Diversification Opportunities for Kelly Services and DHI

0.49
  Correlation Coefficient

Very weak diversification

The 3 months correlation between Kelly and DHI is 0.49. Overlapping area represents the amount of risk that can be diversified away by holding Kelly Services A and DHI Group in the same portfolio, assuming nothing else is changed. The correlation between historical prices or returns on DHI Group and Kelly Services is a relative statistical measure of the degree to which these equity instruments tend to move together. The correlation coefficient measures the extent to which returns on Kelly Services A are associated (or correlated) with DHI. Values of the correlation coefficient range from -1 to +1, where. The correlation of zero (0) is possible when the price movement of DHI Group has no effect on the direction of Kelly Services i.e., Kelly Services and DHI go up and down completely randomly.

Pair Corralation between Kelly Services and DHI

Assuming the 90 days horizon Kelly Services A is expected to generate 0.34 times more return on investment than DHI. However, Kelly Services A is 2.91 times less risky than DHI. It trades about -0.14 of its potential returns per unit of risk. DHI Group is currently generating about -0.14 per unit of risk. If you would invest  2,448  in Kelly Services A on January 24, 2024 and sell it today you would lose (90.00) from holding Kelly Services A or give up 3.68% of portfolio value over 90 days.
Time Period3 Months [change]
DirectionMoves Together 
StrengthWeak
Accuracy100.0%
ValuesDaily Returns

Kelly Services A  vs.  DHI Group

 Performance 
       Timeline  
Kelly Services A 

Risk-Adjusted Performance

10 of 100

 
Weak
 
Strong
OK
Compared to the overall equity markets, risk-adjusted returns on investments in Kelly Services A are ranked lower than 10 (%) of all global equities and portfolios over the last 90 days.
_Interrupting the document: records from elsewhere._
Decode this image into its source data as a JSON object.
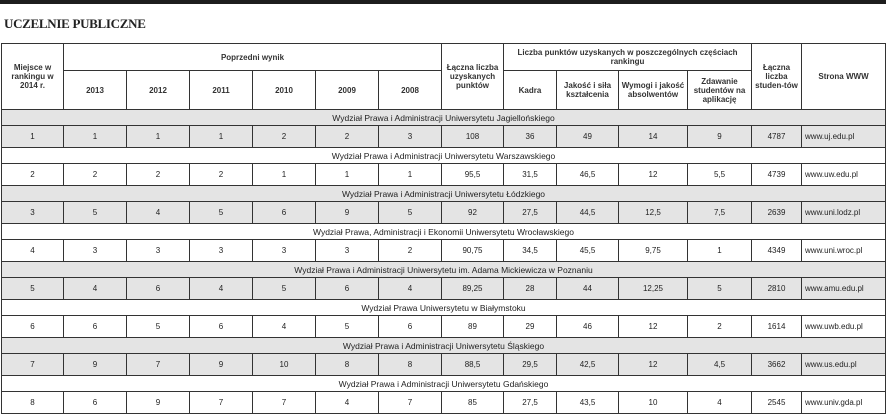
{
  "title": "UCZELNIE PUBLICZNE",
  "colors": {
    "shade": "#e4e4e4",
    "border": "#333333",
    "topbar": "#1d1d1d"
  },
  "headers": {
    "rank": "Miejsce w rankingu w 2014 r.",
    "previous": "Poprzedni wynik",
    "years": [
      "2013",
      "2012",
      "2011",
      "2010",
      "2009",
      "2008"
    ],
    "total_points": "Łączna liczba uzyskanych punktów",
    "parts": "Liczba punktów uzyskanych w poszczególnych częściach rankingu",
    "part_cols": [
      "Kadra",
      "Jakość i siła kształcenia",
      "Wymogi i jakość absolwentów",
      "Zdawanie studentów na aplikację"
    ],
    "students": "Łączna liczba studen-tów",
    "www": "Strona WWW"
  },
  "rows": [
    {
      "name": "Wydział Prawa i Administracji Uniwersytetu Jagiellońskiego",
      "values": [
        "1",
        "1",
        "1",
        "1",
        "2",
        "2",
        "3",
        "108",
        "36",
        "49",
        "14",
        "9",
        "4787"
      ],
      "www": "www.uj.edu.pl"
    },
    {
      "name": "Wydział Prawa i Administracji Uniwersytetu Warszawskiego",
      "values": [
        "2",
        "2",
        "2",
        "2",
        "1",
        "1",
        "1",
        "95,5",
        "31,5",
        "46,5",
        "12",
        "5,5",
        "4739"
      ],
      "www": "www.uw.edu.pl"
    },
    {
      "name": "Wydział Prawa i Administracji Uniwersytetu Łódzkiego",
      "values": [
        "3",
        "5",
        "4",
        "5",
        "6",
        "9",
        "5",
        "92",
        "27,5",
        "44,5",
        "12,5",
        "7,5",
        "2639"
      ],
      "www": "www.uni.lodz.pl"
    },
    {
      "name": "Wydział Prawa, Administracji i Ekonomii Uniwersytetu Wrocławskiego",
      "values": [
        "4",
        "3",
        "3",
        "3",
        "3",
        "3",
        "2",
        "90,75",
        "34,5",
        "45,5",
        "9,75",
        "1",
        "4349"
      ],
      "www": "www.uni.wroc.pl"
    },
    {
      "name": "Wydział Prawa i Administracji Uniwersytetu im. Adama Mickiewicza w Poznaniu",
      "values": [
        "5",
        "4",
        "6",
        "4",
        "5",
        "6",
        "4",
        "89,25",
        "28",
        "44",
        "12,25",
        "5",
        "2810"
      ],
      "www": "www.amu.edu.pl"
    },
    {
      "name": "Wydział Prawa Uniwersytetu w Białymstoku",
      "values": [
        "6",
        "6",
        "5",
        "6",
        "4",
        "5",
        "6",
        "89",
        "29",
        "46",
        "12",
        "2",
        "1614"
      ],
      "www": "www.uwb.edu.pl"
    },
    {
      "name": "Wydział Prawa i Administracji Uniwersytetu Śląskiego",
      "values": [
        "7",
        "9",
        "7",
        "9",
        "10",
        "8",
        "8",
        "88,5",
        "29,5",
        "42,5",
        "12",
        "4,5",
        "3662"
      ],
      "www": "www.us.edu.pl"
    },
    {
      "name": "Wydział Prawa i Administracji Uniwersytetu Gdańskiego",
      "values": [
        "8",
        "6",
        "9",
        "7",
        "7",
        "4",
        "7",
        "85",
        "27,5",
        "43,5",
        "10",
        "4",
        "2545"
      ],
      "www": "www.univ.gda.pl"
    }
  ]
}
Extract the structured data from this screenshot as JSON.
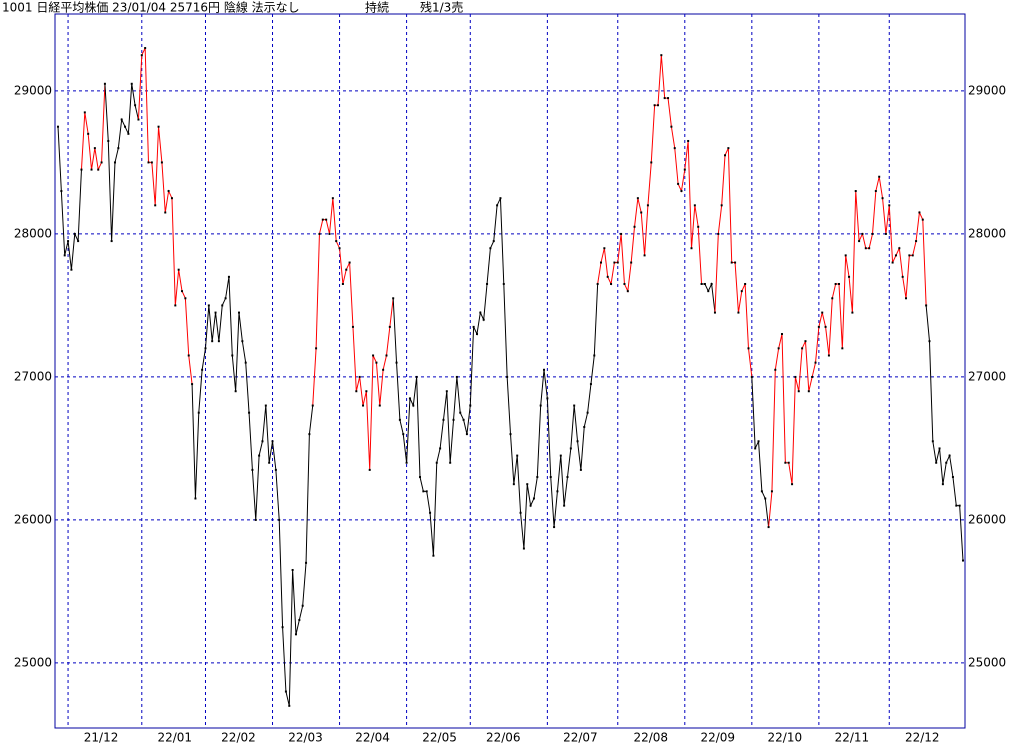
{
  "chart_data": {
    "type": "line",
    "title": "1001 日経平均株価 23/01/04 25716円 陰線 法示なし",
    "status": "持続",
    "position": "残1/3売",
    "ylim": [
      24545,
      29538
    ],
    "yticks": [
      25000,
      26000,
      27000,
      28000,
      29000
    ],
    "grid": true,
    "categories": [
      null,
      null,
      null,
      "21/12",
      null,
      null,
      null,
      null,
      null,
      null,
      null,
      null,
      null,
      null,
      null,
      null,
      null,
      null,
      null,
      null,
      null,
      null,
      null,
      null,
      null,
      "22/01",
      null,
      null,
      null,
      null,
      null,
      null,
      null,
      null,
      null,
      null,
      null,
      null,
      null,
      null,
      null,
      null,
      null,
      null,
      "22/02",
      null,
      null,
      null,
      null,
      null,
      null,
      null,
      null,
      null,
      null,
      null,
      null,
      null,
      null,
      null,
      null,
      null,
      null,
      null,
      "22/03",
      null,
      null,
      null,
      null,
      null,
      null,
      null,
      null,
      null,
      null,
      null,
      null,
      null,
      null,
      null,
      null,
      null,
      null,
      null,
      "22/04",
      null,
      null,
      null,
      null,
      null,
      null,
      null,
      null,
      null,
      null,
      null,
      null,
      null,
      null,
      null,
      null,
      null,
      null,
      null,
      "22/05",
      null,
      null,
      null,
      null,
      null,
      null,
      null,
      null,
      null,
      null,
      null,
      null,
      null,
      null,
      null,
      null,
      null,
      null,
      "22/06",
      null,
      null,
      null,
      null,
      null,
      null,
      null,
      null,
      null,
      null,
      null,
      null,
      null,
      null,
      null,
      null,
      null,
      null,
      null,
      null,
      null,
      null,
      "22/07",
      null,
      null,
      null,
      null,
      null,
      null,
      null,
      null,
      null,
      null,
      null,
      null,
      null,
      null,
      null,
      null,
      null,
      null,
      null,
      null,
      "22/08",
      null,
      null,
      null,
      null,
      null,
      null,
      null,
      null,
      null,
      null,
      null,
      null,
      null,
      null,
      null,
      null,
      null,
      null,
      null,
      "22/09",
      null,
      null,
      null,
      null,
      null,
      null,
      null,
      null,
      null,
      null,
      null,
      null,
      null,
      null,
      null,
      null,
      null,
      null,
      null,
      "22/10",
      null,
      null,
      null,
      null,
      null,
      null,
      null,
      null,
      null,
      null,
      null,
      null,
      null,
      null,
      null,
      null,
      null,
      null,
      null,
      "22/11",
      null,
      null,
      null,
      null,
      null,
      null,
      null,
      null,
      null,
      null,
      null,
      null,
      null,
      null,
      null,
      null,
      null,
      null,
      null,
      null,
      "22/12",
      null,
      null,
      null,
      null,
      null,
      null,
      null,
      null,
      null,
      null,
      null,
      null,
      null,
      null,
      null,
      null,
      null,
      null,
      null,
      null,
      null,
      null
    ],
    "values": [
      28750,
      28300,
      27850,
      27950,
      27750,
      28000,
      27950,
      28450,
      28850,
      28700,
      28450,
      28600,
      28450,
      28500,
      29050,
      28650,
      27950,
      28500,
      28600,
      28800,
      28750,
      28700,
      29050,
      28900,
      28800,
      29250,
      29300,
      28500,
      28500,
      28200,
      28750,
      28500,
      28150,
      28300,
      28250,
      27500,
      27750,
      27600,
      27550,
      27150,
      26950,
      26150,
      26750,
      27050,
      27200,
      27500,
      27250,
      27450,
      27250,
      27500,
      27550,
      27700,
      27150,
      26900,
      27450,
      27250,
      27100,
      26750,
      26350,
      26000,
      26450,
      26550,
      26800,
      26400,
      26550,
      26350,
      26000,
      25250,
      24800,
      24700,
      25650,
      25200,
      25300,
      25400,
      25700,
      26600,
      26800,
      27200,
      28000,
      28100,
      28100,
      28000,
      28250,
      27950,
      27900,
      27650,
      27750,
      27800,
      27350,
      26900,
      27000,
      26800,
      26900,
      26350,
      27150,
      27100,
      26800,
      27050,
      27150,
      27350,
      27550,
      27100,
      26700,
      26600,
      26400,
      26850,
      26800,
      27000,
      26300,
      26200,
      26200,
      26050,
      25750,
      26400,
      26500,
      26700,
      26900,
      26400,
      26700,
      27000,
      26750,
      26700,
      26600,
      26800,
      27350,
      27300,
      27450,
      27400,
      27650,
      27900,
      27950,
      28200,
      28250,
      27650,
      27000,
      26600,
      26250,
      26450,
      26050,
      25800,
      26250,
      26100,
      26150,
      26300,
      26800,
      27050,
      26850,
      26300,
      25950,
      26200,
      26450,
      26100,
      26300,
      26500,
      26800,
      26550,
      26350,
      26650,
      26750,
      26950,
      27150,
      27650,
      27800,
      27900,
      27700,
      27650,
      27800,
      27800,
      28000,
      27650,
      27600,
      27800,
      28050,
      28250,
      28150,
      27850,
      28200,
      28500,
      28900,
      28900,
      29250,
      28950,
      28950,
      28750,
      28600,
      28350,
      28300,
      28450,
      28650,
      27900,
      28200,
      28050,
      27650,
      27650,
      27600,
      27650,
      27450,
      28000,
      28200,
      28550,
      28600,
      27800,
      27800,
      27450,
      27600,
      27650,
      27200,
      27000,
      26500,
      26550,
      26200,
      26150,
      25950,
      26200,
      27050,
      27200,
      27300,
      26400,
      26400,
      26250,
      27000,
      26900,
      27200,
      27250,
      26900,
      27000,
      27100,
      27350,
      27450,
      27350,
      27150,
      27550,
      27650,
      27650,
      27200,
      27850,
      27700,
      27450,
      28300,
      27950,
      28000,
      27900,
      27900,
      28000,
      28300,
      28400,
      28250,
      28000,
      28200,
      27800,
      27850,
      27900,
      27700,
      27550,
      27850,
      27850,
      27950,
      28150,
      28100,
      27500,
      27250,
      26550,
      26400,
      26500,
      26250,
      26400,
      26450,
      26300,
      26100,
      26100,
      25716
    ],
    "segment_colors": [
      "#000",
      "#000",
      "#000",
      "#000",
      "#000",
      "#000",
      "#000",
      "#f00",
      "#f00",
      "#f00",
      "#f00",
      "#f00",
      "#f00",
      "#f00",
      "#000",
      "#000",
      "#000",
      "#000",
      "#000",
      "#000",
      "#000",
      "#000",
      "#000",
      "#000",
      "#f00",
      "#f00",
      "#f00",
      "#f00",
      "#f00",
      "#f00",
      "#f00",
      "#f00",
      "#f00",
      "#f00",
      "#f00",
      "#f00",
      "#f00",
      "#f00",
      "#f00",
      "#f00",
      "#000",
      "#000",
      "#000",
      "#000",
      "#000",
      "#000",
      "#000",
      "#000",
      "#000",
      "#000",
      "#000",
      "#000",
      "#000",
      "#000",
      "#000",
      "#000",
      "#000",
      "#000",
      "#000",
      "#000",
      "#000",
      "#000",
      "#000",
      "#000",
      "#000",
      "#000",
      "#000",
      "#000",
      "#000",
      "#000",
      "#000",
      "#000",
      "#000",
      "#000",
      "#000",
      "#000",
      "#f00",
      "#f00",
      "#f00",
      "#f00",
      "#f00",
      "#f00",
      "#f00",
      "#f00",
      "#f00",
      "#f00",
      "#f00",
      "#f00",
      "#f00",
      "#f00",
      "#f00",
      "#f00",
      "#f00",
      "#f00",
      "#f00",
      "#f00",
      "#f00",
      "#f00",
      "#f00",
      "#f00",
      "#000",
      "#000",
      "#000",
      "#000",
      "#000",
      "#000",
      "#000",
      "#000",
      "#000",
      "#000",
      "#000",
      "#000",
      "#000",
      "#000",
      "#000",
      "#000",
      "#000",
      "#000",
      "#000",
      "#000",
      "#000",
      "#000",
      "#000",
      "#000",
      "#000",
      "#000",
      "#000",
      "#000",
      "#000",
      "#000",
      "#000",
      "#000",
      "#000",
      "#000",
      "#000",
      "#000",
      "#000",
      "#000",
      "#000",
      "#000",
      "#000",
      "#000",
      "#000",
      "#000",
      "#000",
      "#000",
      "#000",
      "#000",
      "#000",
      "#000",
      "#000",
      "#000",
      "#000",
      "#000",
      "#000",
      "#000",
      "#000",
      "#000",
      "#000",
      "#000",
      "#000",
      "#f00",
      "#f00",
      "#f00",
      "#f00",
      "#f00",
      "#f00",
      "#f00",
      "#f00",
      "#f00",
      "#f00",
      "#f00",
      "#f00",
      "#f00",
      "#f00",
      "#f00",
      "#f00",
      "#f00",
      "#f00",
      "#f00",
      "#f00",
      "#f00",
      "#f00",
      "#f00",
      "#f00",
      "#f00",
      "#f00",
      "#f00",
      "#f00",
      "#f00",
      "#f00",
      "#f00",
      "#000",
      "#000",
      "#000",
      "#000",
      "#f00",
      "#f00",
      "#f00",
      "#f00",
      "#f00",
      "#f00",
      "#f00",
      "#f00",
      "#f00",
      "#f00",
      "#f00",
      "#000",
      "#000",
      "#000",
      "#000",
      "#000",
      "#f00",
      "#f00",
      "#f00",
      "#f00",
      "#f00",
      "#f00",
      "#f00",
      "#f00",
      "#f00",
      "#f00",
      "#f00",
      "#f00",
      "#f00",
      "#f00",
      "#f00",
      "#f00",
      "#f00",
      "#f00",
      "#f00",
      "#f00",
      "#f00",
      "#f00",
      "#f00",
      "#f00",
      "#f00",
      "#f00",
      "#f00",
      "#f00",
      "#f00",
      "#f00",
      "#f00",
      "#f00",
      "#f00",
      "#f00",
      "#f00",
      "#f00",
      "#f00",
      "#f00",
      "#f00",
      "#f00",
      "#f00",
      "#f00",
      "#f00",
      "#f00",
      "#f00",
      "#f00",
      "#f00",
      "#000",
      "#000",
      "#000",
      "#000",
      "#000",
      "#000",
      "#000",
      "#000",
      "#000",
      "#000",
      "#000",
      "#000"
    ]
  }
}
Despite somewhat inconsistent basic indicators, Kelly Services sustained solid returns over the last few months and may actually be approaching a breakup point.
DHI Group 

Risk-Adjusted Performance

1 of 100

 
Weak
 
Strong
Weak
Compared to the overall equity markets, risk-adjusted returns on investments in DHI Group are ranked lower than 1 (%) of all global equities and portfolios over the last 90 days. In spite of fairly strong technical indicators, DHI is not utilizing all of its potentials. The recent stock price disturbance, may contribute to short-term losses for the investors.

Kelly Services and DHI Volatility Contrast

   Predicted Return Density   
       Returns  

Pair Trading with Kelly Services and DHI

The main advantage of trading using opposite Kelly Services and DHI positions is that it hedges away some unsystematic risk. Because of two separate transactions, even if Kelly Services position performs unexpectedly, DHI can make up some of the losses. Pair trading also minimizes risk from directional movements in the market. For example, if an entire industry or sector drops because of unexpected headlines, the short position in DHI will offset losses from the drop in DHI's long position.
The idea behind Kelly Services A and DHI Group pairs trading is to make the combined position market-neutral, meaning the overall market's direction will not affect its win or loss (or potential downside or upside). This can be achieved by designing a pairs trade with two highly correlated stocks or equities that operate in a similar space or sector, making it possible to obtain profits through simple and relatively low-risk investment.
Check out your portfolio center.
Note that this page's information should be used as a complementary analysis to find the right mix of equity instruments to add to your existing portfolios or create a brand new portfolio. You can also try the ETF Categories module to list of ETF categories grouped based on various criteria, such as the investment strategy or type of investments.